The race to save the reef

17 Sep 2018

UQ researchers are working with government and business partners to develop fertilisers that decrease environmental degradation and impact on areas such as the Great Barrier Reef.

Agriculture accounts for approximately 80 per cent of land use in Reef catchment areas and is the main source of excess nutrients, fine sediments and pesticides that flow to the Reef.

These nutrients are linked to outbreaks of the destructive crown-of-thorns starfish and cause growth of algae and algal blooms – another key threat for the Reef.

A collaborative project between researchers at UQ’s Dow Centre for Sustainable Engineering Innovation and School of Agriculture and Food Sciences, together with the Queensland Government and industry partners, is using materials science and microbiology to develop cost-effective and environmentally sustainable alternatives to commercial fertilisers, which are a major contributor to the man-made nutrients found in the Reef.

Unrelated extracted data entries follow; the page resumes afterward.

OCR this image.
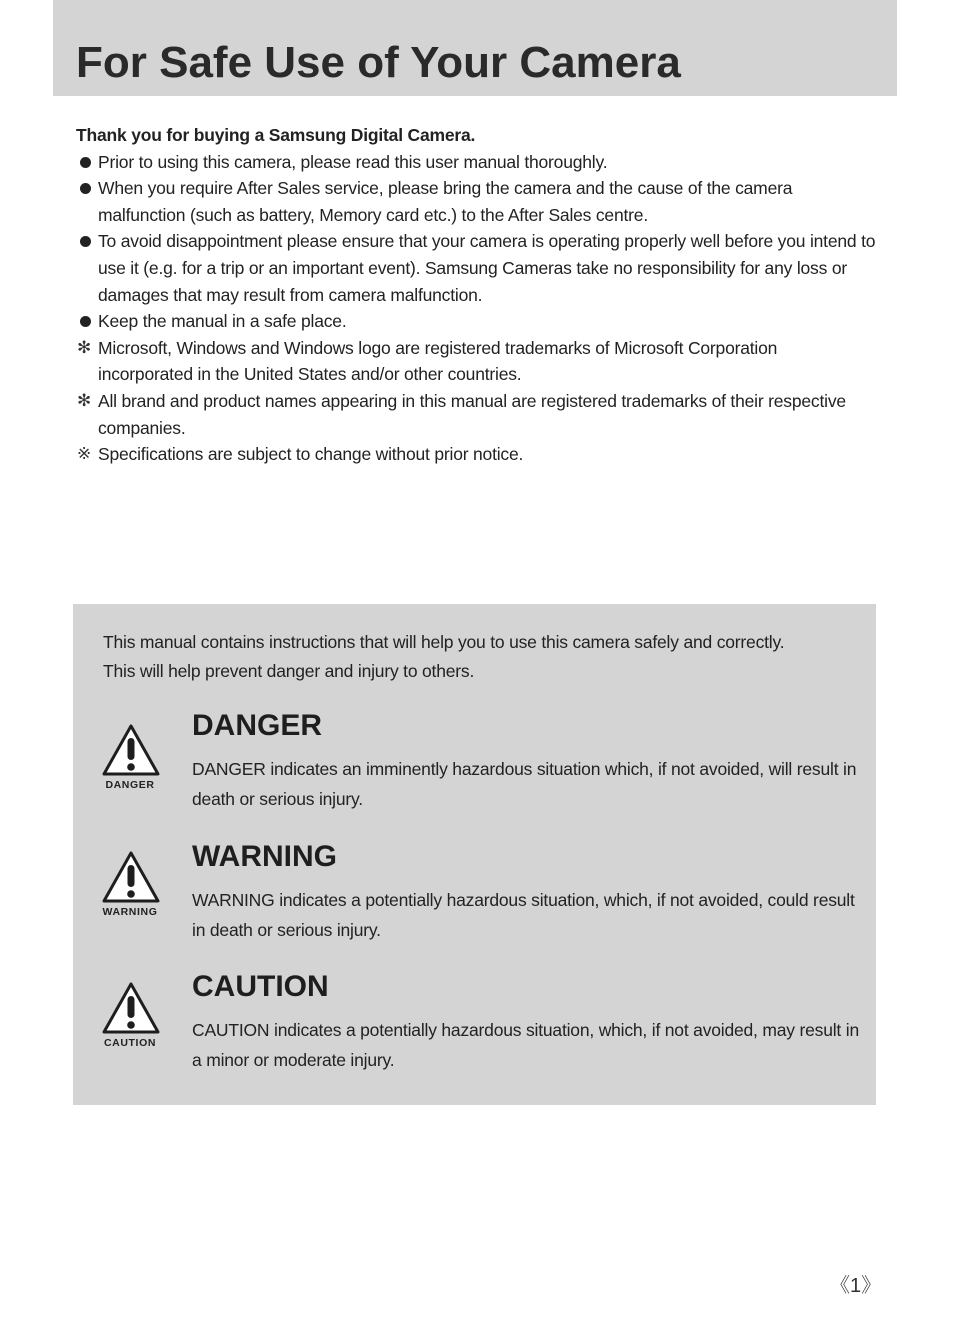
For Safe Use of Your Camera

Thank you for buying a Samsung Digital Camera.

Prior to using this camera, please read this user manual thoroughly.
When you require After Sales service, please bring the camera and the cause of the camera malfunction (such as battery, Memory card etc.) to the After Sales centre.
To avoid disappointment please ensure that your camera is operating properly well before you intend to use it (e.g. for a trip or an important event). Samsung Cameras take no responsibility for any loss or damages that may result from camera malfunction.
Keep the manual in a safe place.
✻ Microsoft, Windows and Windows logo are registered trademarks of Microsoft Corporation incorporated in the United States and/or other countries.
✻ All brand and product names appearing in this manual are registered trademarks of their respective companies.
※ Specifications are subject to change without prior notice.

This manual contains instructions that will help you to use this camera safely and correctly.
This will help prevent danger and injury to others.

DANGER
DANGER

DANGER indicates an imminently hazardous situation which, if not avoided, will result in death or serious injury.

WARNING
WARNING

WARNING indicates a potentially hazardous situation, which, if not avoided, could result in death or serious injury.

CAUTION
CAUTION

CAUTION indicates a potentially hazardous situation, which, if not avoided, may result in a minor or moderate injury.

《1》
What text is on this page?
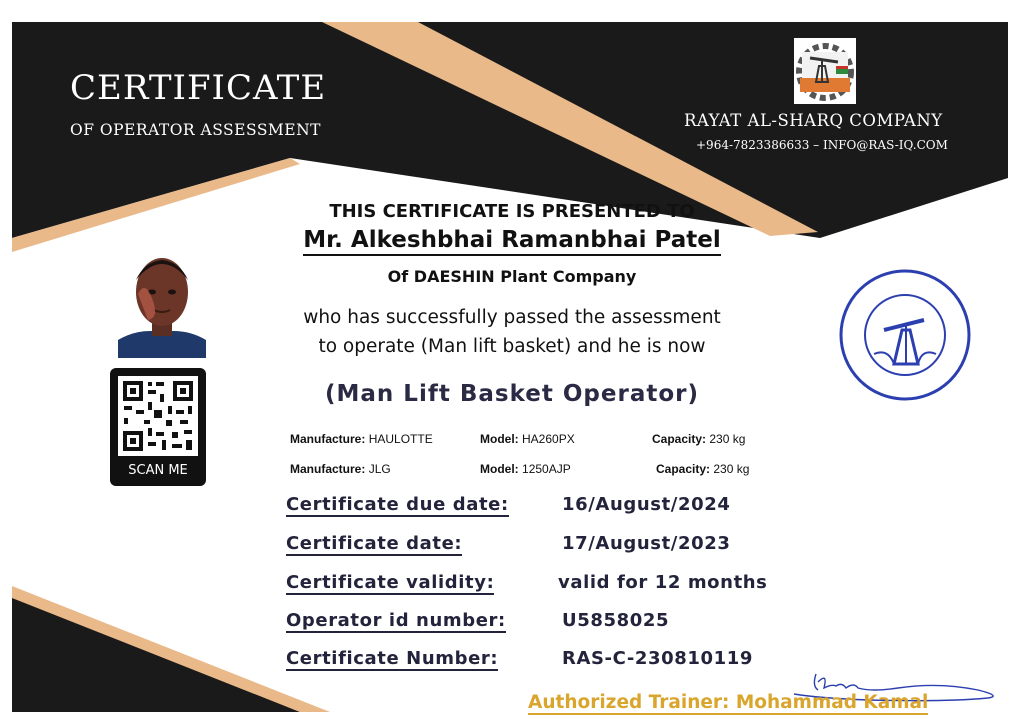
CERTIFICATE
OF OPERATOR ASSESSMENT	RAYAT AL-SHARQ COMPANY
+964-7823386633 – INFO@RAS-IQ.COM
THIS CERTIFICATE IS PRESENTED TO
Mr. Alkeshbhai Ramanbhai Patel
Of DAESHIN Plant Company
who has successfully passed the assessment
to operate (Man lift basket) and he is now
(Man Lift Basket Operator)
SCAN ME
Manufacture: HAULOTTE	Model: HA260PX	Capacity: 230 kg
Manufacture: JLG	Model: 1250AJP	Capacity: 230 kg
Certificate due date:	16/August/2024
Certificate date:	17/August/2023
Certificate validity:	valid for 12 months
Operator id number:	U5858025
Certificate Number:	RAS-C-230810119
Authorized Trainer: Mohammad Kamal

These new formulas will reduce the amount of run-off that makes its ways to our streams and oceans, helping protect the Reef from further harm.

Agriculture and Food Sciences researcher Professor Susanne Schmidt says while farmers are aware of the need to reduce nutrients in soil, progress has been slow as there haven't been many options when it comes to fertilisers.

"Commercial fertilisers are mostly highly soluble and therefore easily lost from soil in wet tropical environments," Professor Schmidt says.

"Alternative commercial fertilisers currently available – which are either plastic-coated or have additional toxins to slow bacterial conversion – don't always deliver on the promise of reducing pollution and may actually create their own problems.

"There is no doubt that innovation in fertiliser design is needed, and this interdisciplinary collaboration between materials science engineers and agriculture and ecology experts is breaking new ground."
Professor Susanne Schmidt

The Dow Centre was established in 2014 thanks to a $10 million donation from The Dow Chemical Company, and recently received a further $4.4 million investment from Dow to continue its development of solutions that tackle threats to global sustainability.